Sottens
Doriana Tornese : l’art pour vivre
Pétrir la terre, travailler les formes, lisser le bronze, c’est
le début d’un long voyage pour Doriana Tornese. L’artiste
découvre l’art thérapie pour vaincre la maladie. Une exposition
témoigne du bonheur retrouvé.

« J’aime le contact avec la matière et la recherche de la beauté
»
La jeune femme est resplendissante. Elle nous accueille dans la
petite salle de l’Auberge de Sottens. Un espace culturel où sont
disposées ses sculptures et ses peintures. Au centre de ses
œuvres, Doriana Tornese est à l’aise. Elle parle de cette
histoire d’amour avec la vie. Si aujourd’hui tout l’étonne plus
rien ne l’effraie depuis qu’elle a vaincu son cancer du sein. «
Créer est le meilleur moyen de me protéger ».

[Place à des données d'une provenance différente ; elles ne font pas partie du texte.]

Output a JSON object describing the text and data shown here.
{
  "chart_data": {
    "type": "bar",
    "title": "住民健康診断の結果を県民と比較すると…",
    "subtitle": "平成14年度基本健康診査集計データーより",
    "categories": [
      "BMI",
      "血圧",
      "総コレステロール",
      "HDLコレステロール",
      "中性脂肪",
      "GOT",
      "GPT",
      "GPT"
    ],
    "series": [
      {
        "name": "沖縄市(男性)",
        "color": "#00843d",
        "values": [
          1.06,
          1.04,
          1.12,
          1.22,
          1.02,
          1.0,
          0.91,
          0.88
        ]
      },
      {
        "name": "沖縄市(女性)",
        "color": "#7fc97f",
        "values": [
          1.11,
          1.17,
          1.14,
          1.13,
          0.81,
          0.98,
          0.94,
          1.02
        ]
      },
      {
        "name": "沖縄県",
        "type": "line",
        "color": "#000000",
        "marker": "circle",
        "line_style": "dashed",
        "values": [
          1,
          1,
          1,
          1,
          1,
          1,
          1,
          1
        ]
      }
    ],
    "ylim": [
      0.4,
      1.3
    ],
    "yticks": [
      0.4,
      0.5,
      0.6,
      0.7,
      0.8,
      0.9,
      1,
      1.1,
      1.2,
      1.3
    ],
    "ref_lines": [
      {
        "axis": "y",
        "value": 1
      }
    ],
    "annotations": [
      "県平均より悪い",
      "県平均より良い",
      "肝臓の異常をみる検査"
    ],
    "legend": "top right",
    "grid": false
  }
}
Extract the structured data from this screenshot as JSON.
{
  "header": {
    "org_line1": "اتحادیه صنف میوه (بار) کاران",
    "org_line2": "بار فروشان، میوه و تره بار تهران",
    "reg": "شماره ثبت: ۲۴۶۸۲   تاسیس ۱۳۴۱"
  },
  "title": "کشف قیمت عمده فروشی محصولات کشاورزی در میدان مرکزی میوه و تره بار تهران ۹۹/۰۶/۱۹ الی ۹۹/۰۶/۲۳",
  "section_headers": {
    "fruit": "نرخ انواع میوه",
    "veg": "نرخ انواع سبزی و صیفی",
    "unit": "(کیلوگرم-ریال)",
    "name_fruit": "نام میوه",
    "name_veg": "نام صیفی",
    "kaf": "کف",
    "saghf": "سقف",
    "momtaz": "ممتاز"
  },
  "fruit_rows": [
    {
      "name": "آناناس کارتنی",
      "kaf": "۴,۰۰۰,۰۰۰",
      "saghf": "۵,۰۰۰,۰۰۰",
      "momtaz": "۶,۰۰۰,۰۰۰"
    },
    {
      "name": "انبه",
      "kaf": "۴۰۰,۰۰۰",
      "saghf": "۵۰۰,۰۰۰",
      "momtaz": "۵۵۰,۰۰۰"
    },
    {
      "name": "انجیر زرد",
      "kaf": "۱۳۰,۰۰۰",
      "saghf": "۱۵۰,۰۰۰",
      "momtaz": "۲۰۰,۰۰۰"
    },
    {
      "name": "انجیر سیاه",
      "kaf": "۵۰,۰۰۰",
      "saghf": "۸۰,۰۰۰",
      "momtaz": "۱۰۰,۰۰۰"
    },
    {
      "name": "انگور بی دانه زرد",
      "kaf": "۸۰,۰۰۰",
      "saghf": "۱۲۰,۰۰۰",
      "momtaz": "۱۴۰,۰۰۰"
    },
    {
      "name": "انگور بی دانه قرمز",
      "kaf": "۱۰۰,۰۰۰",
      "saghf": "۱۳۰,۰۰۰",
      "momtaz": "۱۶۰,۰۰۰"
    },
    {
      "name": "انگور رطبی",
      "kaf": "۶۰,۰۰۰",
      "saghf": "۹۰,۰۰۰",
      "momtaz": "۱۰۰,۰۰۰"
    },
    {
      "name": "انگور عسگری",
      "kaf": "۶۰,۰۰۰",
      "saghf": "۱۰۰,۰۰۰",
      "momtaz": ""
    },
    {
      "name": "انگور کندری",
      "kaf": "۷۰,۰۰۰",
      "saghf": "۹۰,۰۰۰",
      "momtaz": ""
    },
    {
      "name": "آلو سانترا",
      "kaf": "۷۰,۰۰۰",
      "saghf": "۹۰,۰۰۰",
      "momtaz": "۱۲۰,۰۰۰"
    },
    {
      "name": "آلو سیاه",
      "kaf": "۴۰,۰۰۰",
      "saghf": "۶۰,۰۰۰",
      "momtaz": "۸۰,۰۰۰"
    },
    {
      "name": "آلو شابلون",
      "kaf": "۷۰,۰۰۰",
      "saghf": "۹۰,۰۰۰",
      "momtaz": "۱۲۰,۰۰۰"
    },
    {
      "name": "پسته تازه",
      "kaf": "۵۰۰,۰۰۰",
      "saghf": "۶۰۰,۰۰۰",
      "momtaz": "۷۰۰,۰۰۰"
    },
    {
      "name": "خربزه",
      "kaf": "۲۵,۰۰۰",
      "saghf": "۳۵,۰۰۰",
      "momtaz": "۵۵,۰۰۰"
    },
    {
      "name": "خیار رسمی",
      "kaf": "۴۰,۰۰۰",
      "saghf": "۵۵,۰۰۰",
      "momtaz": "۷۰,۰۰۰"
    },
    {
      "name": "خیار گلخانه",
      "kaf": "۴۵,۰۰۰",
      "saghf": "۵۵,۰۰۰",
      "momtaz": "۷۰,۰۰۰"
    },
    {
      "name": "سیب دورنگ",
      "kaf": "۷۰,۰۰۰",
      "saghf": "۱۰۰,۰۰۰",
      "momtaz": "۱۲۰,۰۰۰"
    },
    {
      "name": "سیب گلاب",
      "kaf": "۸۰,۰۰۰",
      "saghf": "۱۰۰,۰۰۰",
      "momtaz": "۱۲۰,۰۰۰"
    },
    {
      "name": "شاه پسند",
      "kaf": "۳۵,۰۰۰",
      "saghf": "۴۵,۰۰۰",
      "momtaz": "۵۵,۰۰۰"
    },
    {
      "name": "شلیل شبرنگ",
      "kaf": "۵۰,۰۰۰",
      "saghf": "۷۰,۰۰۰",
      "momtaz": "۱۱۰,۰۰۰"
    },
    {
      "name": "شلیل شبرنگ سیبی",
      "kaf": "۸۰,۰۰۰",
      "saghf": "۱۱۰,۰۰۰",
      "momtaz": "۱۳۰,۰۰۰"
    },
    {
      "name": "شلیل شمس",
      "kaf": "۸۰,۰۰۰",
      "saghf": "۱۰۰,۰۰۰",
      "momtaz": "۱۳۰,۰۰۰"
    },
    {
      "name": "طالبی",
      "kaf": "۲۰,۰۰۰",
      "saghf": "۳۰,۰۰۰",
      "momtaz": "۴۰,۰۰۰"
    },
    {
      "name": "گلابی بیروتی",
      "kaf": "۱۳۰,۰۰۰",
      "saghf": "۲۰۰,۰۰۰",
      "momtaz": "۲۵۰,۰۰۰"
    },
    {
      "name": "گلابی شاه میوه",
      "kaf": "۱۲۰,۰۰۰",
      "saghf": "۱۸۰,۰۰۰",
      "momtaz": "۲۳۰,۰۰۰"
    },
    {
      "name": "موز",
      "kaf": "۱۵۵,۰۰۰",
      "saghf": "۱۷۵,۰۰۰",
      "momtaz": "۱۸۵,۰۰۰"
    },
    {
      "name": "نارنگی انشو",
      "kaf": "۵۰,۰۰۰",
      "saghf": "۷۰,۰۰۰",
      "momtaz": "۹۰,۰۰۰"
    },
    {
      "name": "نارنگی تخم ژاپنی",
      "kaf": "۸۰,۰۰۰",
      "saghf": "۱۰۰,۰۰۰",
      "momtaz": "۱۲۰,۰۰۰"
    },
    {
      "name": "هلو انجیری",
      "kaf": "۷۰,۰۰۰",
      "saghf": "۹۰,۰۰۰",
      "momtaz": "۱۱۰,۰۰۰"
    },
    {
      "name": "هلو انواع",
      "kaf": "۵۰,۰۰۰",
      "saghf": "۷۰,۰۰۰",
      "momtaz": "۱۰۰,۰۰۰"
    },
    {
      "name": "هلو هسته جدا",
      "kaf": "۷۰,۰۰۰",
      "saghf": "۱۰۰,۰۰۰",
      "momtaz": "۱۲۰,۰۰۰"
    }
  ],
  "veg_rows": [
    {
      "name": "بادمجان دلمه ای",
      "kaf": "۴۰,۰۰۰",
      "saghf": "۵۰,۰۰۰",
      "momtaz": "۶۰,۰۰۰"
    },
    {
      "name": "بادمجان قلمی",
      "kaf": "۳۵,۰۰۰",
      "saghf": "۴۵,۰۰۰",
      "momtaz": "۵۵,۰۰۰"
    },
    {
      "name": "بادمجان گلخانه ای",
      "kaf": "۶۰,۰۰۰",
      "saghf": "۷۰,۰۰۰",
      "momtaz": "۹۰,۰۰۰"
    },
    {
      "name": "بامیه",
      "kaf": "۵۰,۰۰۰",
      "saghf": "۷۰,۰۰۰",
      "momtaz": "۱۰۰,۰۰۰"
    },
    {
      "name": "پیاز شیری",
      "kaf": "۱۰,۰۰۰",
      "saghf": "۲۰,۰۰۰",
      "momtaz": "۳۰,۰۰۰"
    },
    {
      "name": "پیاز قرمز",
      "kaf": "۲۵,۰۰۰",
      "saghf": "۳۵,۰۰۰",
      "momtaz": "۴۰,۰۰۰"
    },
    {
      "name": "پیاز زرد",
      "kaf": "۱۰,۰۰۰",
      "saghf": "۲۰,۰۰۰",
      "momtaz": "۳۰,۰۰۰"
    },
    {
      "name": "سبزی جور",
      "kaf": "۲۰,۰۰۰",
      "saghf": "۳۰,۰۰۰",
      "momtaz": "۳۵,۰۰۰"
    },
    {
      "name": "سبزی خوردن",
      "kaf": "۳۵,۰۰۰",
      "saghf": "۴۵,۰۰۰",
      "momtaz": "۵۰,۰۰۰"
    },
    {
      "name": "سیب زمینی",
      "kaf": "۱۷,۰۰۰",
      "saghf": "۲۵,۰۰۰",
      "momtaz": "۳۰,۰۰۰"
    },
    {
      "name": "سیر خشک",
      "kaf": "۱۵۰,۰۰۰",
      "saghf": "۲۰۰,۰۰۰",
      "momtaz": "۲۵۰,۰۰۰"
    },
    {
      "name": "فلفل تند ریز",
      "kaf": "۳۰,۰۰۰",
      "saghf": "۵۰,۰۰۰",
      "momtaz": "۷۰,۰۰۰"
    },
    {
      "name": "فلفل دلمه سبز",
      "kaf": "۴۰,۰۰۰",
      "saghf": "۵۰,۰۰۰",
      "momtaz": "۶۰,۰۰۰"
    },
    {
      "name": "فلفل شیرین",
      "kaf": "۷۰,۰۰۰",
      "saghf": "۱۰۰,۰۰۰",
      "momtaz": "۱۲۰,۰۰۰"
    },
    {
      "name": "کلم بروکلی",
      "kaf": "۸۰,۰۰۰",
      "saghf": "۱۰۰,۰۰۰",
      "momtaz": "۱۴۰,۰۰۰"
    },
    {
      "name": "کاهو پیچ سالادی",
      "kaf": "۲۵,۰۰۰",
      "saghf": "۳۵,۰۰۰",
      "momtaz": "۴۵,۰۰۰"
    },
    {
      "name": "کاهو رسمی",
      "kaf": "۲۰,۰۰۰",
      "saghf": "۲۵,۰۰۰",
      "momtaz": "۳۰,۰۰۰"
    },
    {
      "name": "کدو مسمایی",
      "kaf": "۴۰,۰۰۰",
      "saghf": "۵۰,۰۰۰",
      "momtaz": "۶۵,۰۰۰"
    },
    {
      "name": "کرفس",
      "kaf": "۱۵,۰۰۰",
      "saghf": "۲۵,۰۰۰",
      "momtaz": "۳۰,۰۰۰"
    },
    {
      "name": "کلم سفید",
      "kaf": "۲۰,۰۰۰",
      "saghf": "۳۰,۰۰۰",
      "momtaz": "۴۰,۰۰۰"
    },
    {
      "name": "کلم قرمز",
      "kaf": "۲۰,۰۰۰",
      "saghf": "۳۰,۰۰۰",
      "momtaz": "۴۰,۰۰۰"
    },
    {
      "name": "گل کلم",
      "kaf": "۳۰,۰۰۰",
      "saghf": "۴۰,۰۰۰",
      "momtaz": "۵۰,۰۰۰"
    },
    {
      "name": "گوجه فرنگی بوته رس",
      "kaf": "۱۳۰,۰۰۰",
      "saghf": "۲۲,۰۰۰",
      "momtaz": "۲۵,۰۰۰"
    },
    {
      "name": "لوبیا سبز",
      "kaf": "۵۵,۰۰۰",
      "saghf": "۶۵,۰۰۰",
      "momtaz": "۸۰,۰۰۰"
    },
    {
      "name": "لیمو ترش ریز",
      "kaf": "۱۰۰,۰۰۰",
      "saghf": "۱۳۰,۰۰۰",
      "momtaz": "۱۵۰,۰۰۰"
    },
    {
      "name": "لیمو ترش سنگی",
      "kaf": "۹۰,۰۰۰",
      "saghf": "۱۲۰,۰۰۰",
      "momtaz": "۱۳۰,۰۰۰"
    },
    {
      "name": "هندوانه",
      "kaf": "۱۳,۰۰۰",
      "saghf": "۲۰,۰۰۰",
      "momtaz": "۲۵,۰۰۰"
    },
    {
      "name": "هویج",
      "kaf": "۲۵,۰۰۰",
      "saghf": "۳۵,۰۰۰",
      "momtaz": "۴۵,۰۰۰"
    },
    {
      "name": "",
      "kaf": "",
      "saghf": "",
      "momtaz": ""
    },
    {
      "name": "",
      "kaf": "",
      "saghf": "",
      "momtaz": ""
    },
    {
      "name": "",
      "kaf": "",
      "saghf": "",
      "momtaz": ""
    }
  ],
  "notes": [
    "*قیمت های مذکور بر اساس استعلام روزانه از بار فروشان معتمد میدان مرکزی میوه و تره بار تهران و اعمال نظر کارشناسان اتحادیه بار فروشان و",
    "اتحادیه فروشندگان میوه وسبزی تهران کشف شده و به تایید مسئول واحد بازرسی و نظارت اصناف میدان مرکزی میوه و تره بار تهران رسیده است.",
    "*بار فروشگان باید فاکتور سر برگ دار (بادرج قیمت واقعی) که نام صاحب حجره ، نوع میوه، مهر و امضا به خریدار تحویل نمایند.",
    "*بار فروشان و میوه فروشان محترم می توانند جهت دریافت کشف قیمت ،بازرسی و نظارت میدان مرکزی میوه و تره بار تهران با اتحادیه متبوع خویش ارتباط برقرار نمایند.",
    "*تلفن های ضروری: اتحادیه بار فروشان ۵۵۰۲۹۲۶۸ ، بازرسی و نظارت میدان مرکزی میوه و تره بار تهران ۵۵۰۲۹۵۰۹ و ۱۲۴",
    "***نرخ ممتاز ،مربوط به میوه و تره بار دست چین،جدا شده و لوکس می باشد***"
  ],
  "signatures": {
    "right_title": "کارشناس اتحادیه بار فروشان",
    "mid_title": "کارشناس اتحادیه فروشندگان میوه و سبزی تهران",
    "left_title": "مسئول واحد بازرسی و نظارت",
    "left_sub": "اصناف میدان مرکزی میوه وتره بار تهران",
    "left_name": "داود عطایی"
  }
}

Arrivée en Suisse du sud de l’Italie à l’âge de deux ans,
Doriana suit sa scolarité obligatoire, passe son bac en lettres
et après quelques mois d’université déclare forfait : «ce
n’était pas ma voie. Je me suis tournée vers un apprentissage de
sertisseuse en bijouterie et horlogerie dans la manufacture de
Patek Philippe à Genève». Souhaitant développer sa créativité
elle s’inscrit au GIA à Santa Monica en Californie où elle
obtient son diplôme de dessins en bijoux en 1988. Elle ouvre son
propre atelier de sertissage dès son retour à Lausanne dans
lequel elle exerce son métier pendant plus de 20 ans. Elle donne
des cours de dessins de bijoux à des élèves venus du monde
entier.
En août 2004, le cauchemar, le diagnostic tombe comme un
couperet : cancer du sein. « Pendant une année j’ai couru les
médecins et les hôpitaux. Les chimiothérapies et les séances de
radiothérapie s’enchaînent. Je savais que je pouvais vaincre ce
crabe mais il me fallait trouver une activité qui soigne le cœur
et l’âme. J’avais un fils de quatorze ans à l’époque et il était
hors de question de me laisser partir».
Pendant le traitement, Doriana décide de se tourner vers l’art.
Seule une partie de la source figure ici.